Johann Sebastian Bach war nie in München. Dass das musikalische Leben der Stadt bis heute dennoch so eng mit dem Werk des Thomaskantor verbunden wird, geht auf das Wirken Karl Richters zurück, der den Ruf Münchens als wichtige Stätte der Bach-Pflege in aller Welt etablierte. Karl Richter, am 15. Oktober 1926 in der erzgebirgischen Stadt Plauen als Sohn eines evangelischen Pastors geboren, kam mit 11 Jahren an die berühmte Kreuzschule in Dresden. Dort wurde Rudolf Mauersberger, in dessen Dresdner Kreuzchor er als Knabe sang, sein erster Mentor. Nach dem Krieg studierte Richter in Leipzig bei Karl Strauber und Günter Ramin, wurde bereits mit 23 Jahren Thomaskirchen-Organist. 1951 ging Richter nach München, wo er an der Hochschule für Musik einen Lehrauftrag als Orgellehrer und zugleich die Kantorenstelle an der evangelischen Kirche St. Markus annahm.

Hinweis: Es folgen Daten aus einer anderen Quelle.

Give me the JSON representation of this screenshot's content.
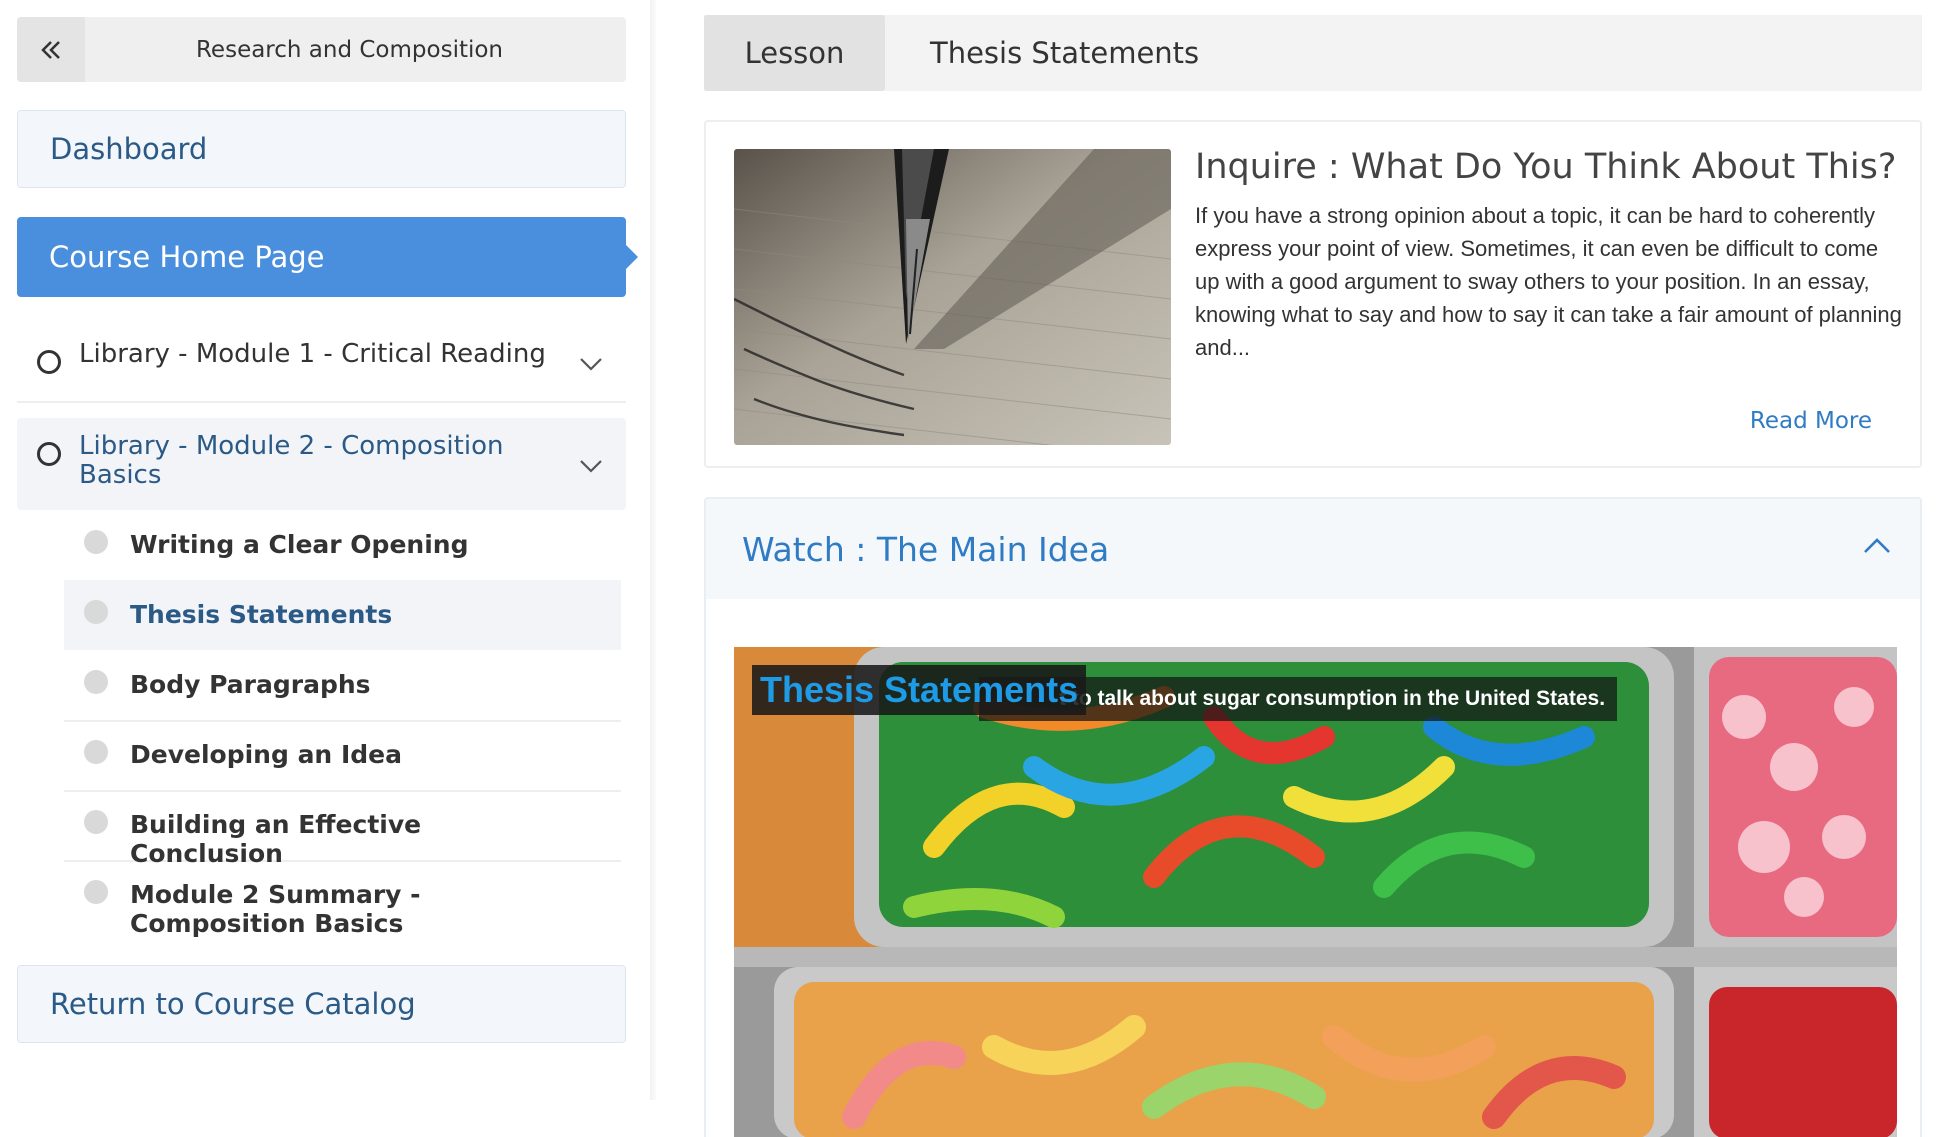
{
  "sidebar": {
    "course_title": "Research and Composition",
    "dashboard_label": "Dashboard",
    "course_home_label": "Course Home Page",
    "modules": [
      {
        "label": "Library - Module 1 - Critical Reading",
        "expanded": false
      },
      {
        "label": "Library - Module 2 - Composition Basics",
        "expanded": true
      }
    ],
    "lessons": [
      {
        "label": "Writing a Clear Opening",
        "active": false
      },
      {
        "label": "Thesis Statements",
        "active": true
      },
      {
        "label": "Body Paragraphs",
        "active": false
      },
      {
        "label": "Developing an Idea",
        "active": false
      },
      {
        "label": "Building an Effective Conclusion",
        "active": false
      },
      {
        "label": "Module 2 Summary - Composition Basics",
        "active": false
      }
    ],
    "return_label": "Return to Course Catalog"
  },
  "tabs": [
    {
      "label": "Lesson",
      "active": true
    },
    {
      "label": "Thesis Statements",
      "active": false
    }
  ],
  "inquire": {
    "title": "Inquire : What Do You Think About This?",
    "body": "If you have a strong opinion about a topic, it can be hard to coherently express your point of view. Sometimes, it can even be difficult to come up with a good argument to sway others to your position. In an essay, knowing what to say and how to say it can take a fair amount of planning and...",
    "read_more": "Read More"
  },
  "watch": {
    "title": "Watch : The Main Idea",
    "expanded": true,
    "video_title": "Thesis Statements",
    "video_caption": "t to talk about sugar consumption in the United States."
  },
  "colors": {
    "accent": "#4a8fde",
    "link": "#2f7bc4",
    "nav_text": "#2b5a86"
  },
  "icons": {
    "collapse": "double-chevron-left-icon",
    "module_status": "circle-outline-icon",
    "lesson_status": "circle-filled-icon",
    "expand": "chevron-down-icon",
    "collapse_section": "chevron-up-icon"
  }
}
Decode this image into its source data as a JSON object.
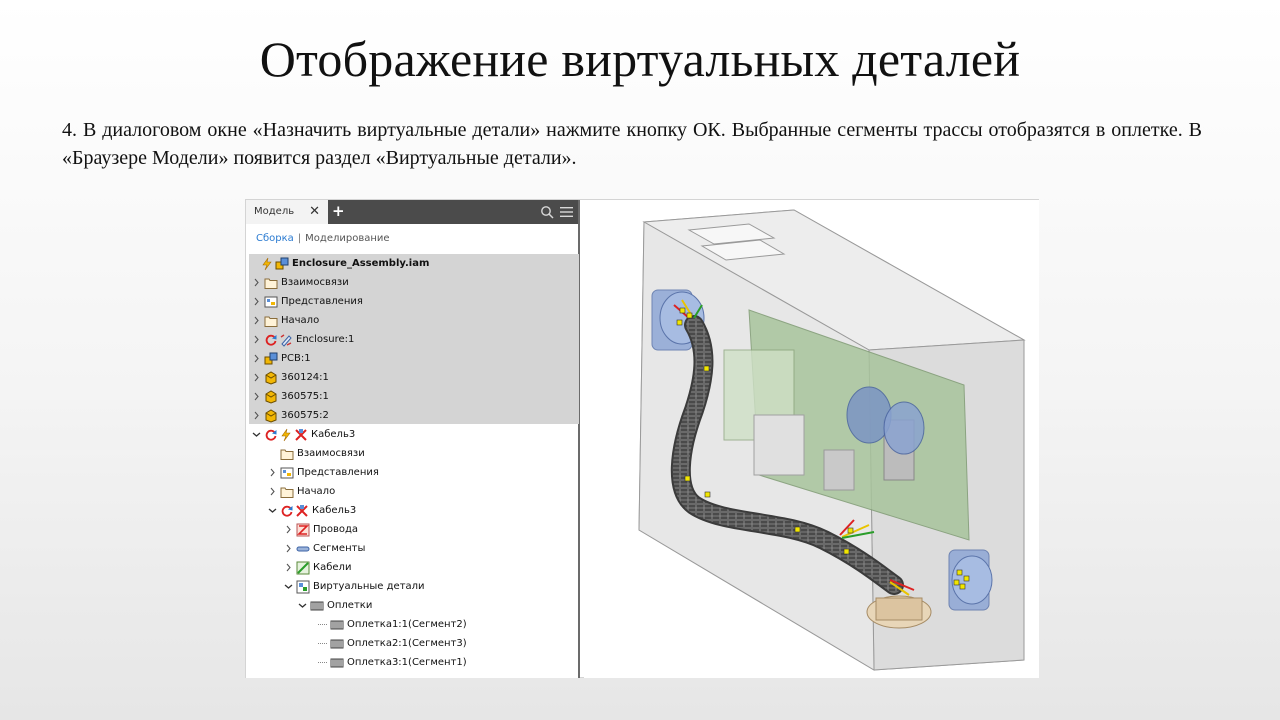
{
  "slide": {
    "title": "Отображение виртуальных деталей",
    "text": "4. В диалоговом окне «Назначить виртуальные детали» нажмите кнопку ОК. Выбранные сегменты трассы отобразятся в оплетке. В «Браузере Модели» появится раздел «Виртуальные детали»."
  },
  "browser": {
    "tab_label": "Модель",
    "close_symbol": "✕",
    "add_symbol": "+",
    "subtab_active": "Сборка",
    "subtab_separator": "|",
    "subtab_other": "Моделирование",
    "tree": [
      {
        "label": "Enclosure_Assembly.iam",
        "icon": "assembly-icon",
        "bold": true
      },
      {
        "label": "Взаимосвязи",
        "icon": "folder-icon"
      },
      {
        "label": "Представления",
        "icon": "representations-icon"
      },
      {
        "label": "Начало",
        "icon": "folder-icon"
      },
      {
        "label": "Enclosure:1",
        "icon": "part-link-icon"
      },
      {
        "label": "PCB:1",
        "icon": "assembly-icon"
      },
      {
        "label": "360124:1",
        "icon": "part-icon"
      },
      {
        "label": "360575:1",
        "icon": "part-icon"
      },
      {
        "label": "360575:2",
        "icon": "part-icon"
      },
      {
        "label": "Кабель3",
        "icon": "harness-icon"
      },
      {
        "label": "Взаимосвязи",
        "icon": "folder-icon"
      },
      {
        "label": "Представления",
        "icon": "representations-icon"
      },
      {
        "label": "Начало",
        "icon": "folder-icon"
      },
      {
        "label": "Кабель3",
        "icon": "harness-icon"
      },
      {
        "label": "Провода",
        "icon": "wires-icon"
      },
      {
        "label": "Сегменты",
        "icon": "segments-icon"
      },
      {
        "label": "Кабели",
        "icon": "cables-icon"
      },
      {
        "label": "Виртуальные детали",
        "icon": "virtual-parts-icon"
      },
      {
        "label": "Оплетки",
        "icon": "braid-icon"
      },
      {
        "label": "Оплетка1:1(Сегмент2)",
        "icon": "braid-icon"
      },
      {
        "label": "Оплетка2:1(Сегмент3)",
        "icon": "braid-icon"
      },
      {
        "label": "Оплетка3:1(Сегмент1)",
        "icon": "braid-icon"
      }
    ]
  },
  "colors": {
    "tabbar": "#4b4b4b",
    "selection": "#d4d4d4",
    "link": "#2b7bd1",
    "part_yellow": "#f2b705",
    "cable_gray": "#5a5a5a"
  }
}
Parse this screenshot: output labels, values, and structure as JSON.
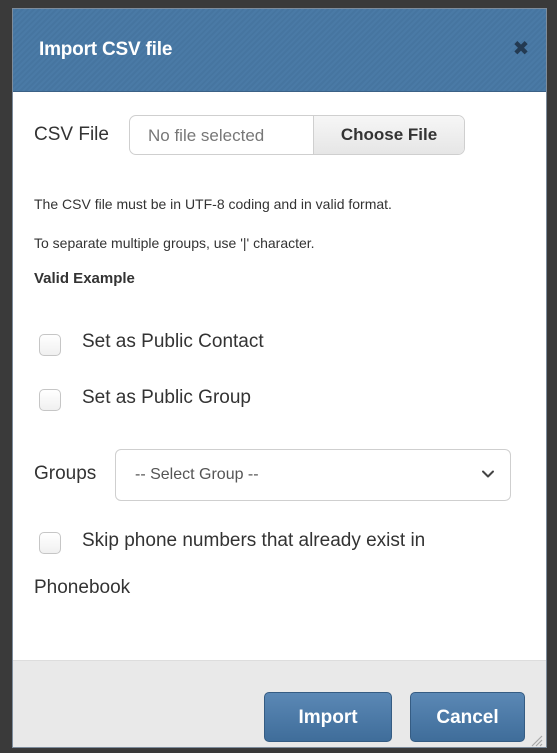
{
  "dialog": {
    "title": "Import CSV file",
    "close_symbol": "✖",
    "icons": {
      "close": "close-icon",
      "dropdown": "chevron-down-icon",
      "resize": "resize-grip-icon"
    }
  },
  "csv": {
    "label": "CSV File",
    "file_name": "No file selected",
    "choose_label": "Choose File"
  },
  "notes": {
    "utf8": "The CSV file must be in UTF-8 coding and in valid format.",
    "separator": "To separate multiple groups, use '|' character.",
    "valid_example": "Valid Example"
  },
  "options": {
    "public_contact": "Set as Public Contact",
    "public_group": "Set as Public Group"
  },
  "groups": {
    "label": "Groups",
    "selected": "-- Select Group --"
  },
  "skip": {
    "line1": "Skip phone numbers that already exist in",
    "line2": "Phonebook"
  },
  "footer": {
    "import_label": "Import",
    "cancel_label": "Cancel"
  },
  "colors": {
    "header": "#4a7aa6",
    "button": "#4a78a6",
    "footer": "#e9e9e9"
  }
}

An der Hochschule in München gab er die Leipziger Orgeltradition, die noch auf Bach selbst zurückzuführen war, an seine Schüler weiter. 1953 legte er mit der Gründung seines Münchner Bachchores und des Münchner Bachorchesters den Grundstein für eine bis dato beispiellose Bachpflege, deren Ruf sich rasend schnell verbreitete. Dazu trugen nicht nur die zahllosen Konzerte in München und internationalen Tourneen bei. Mit unerschöpflicher Energie produzierte Karl Richter eine Schallplattenaufnahme nach der anderen, deren Schwerpunkt auf der Musik Bachs in allen ihren Spielarten lag, und deren Verkäufe weltweit Rekordzahlen erreichten.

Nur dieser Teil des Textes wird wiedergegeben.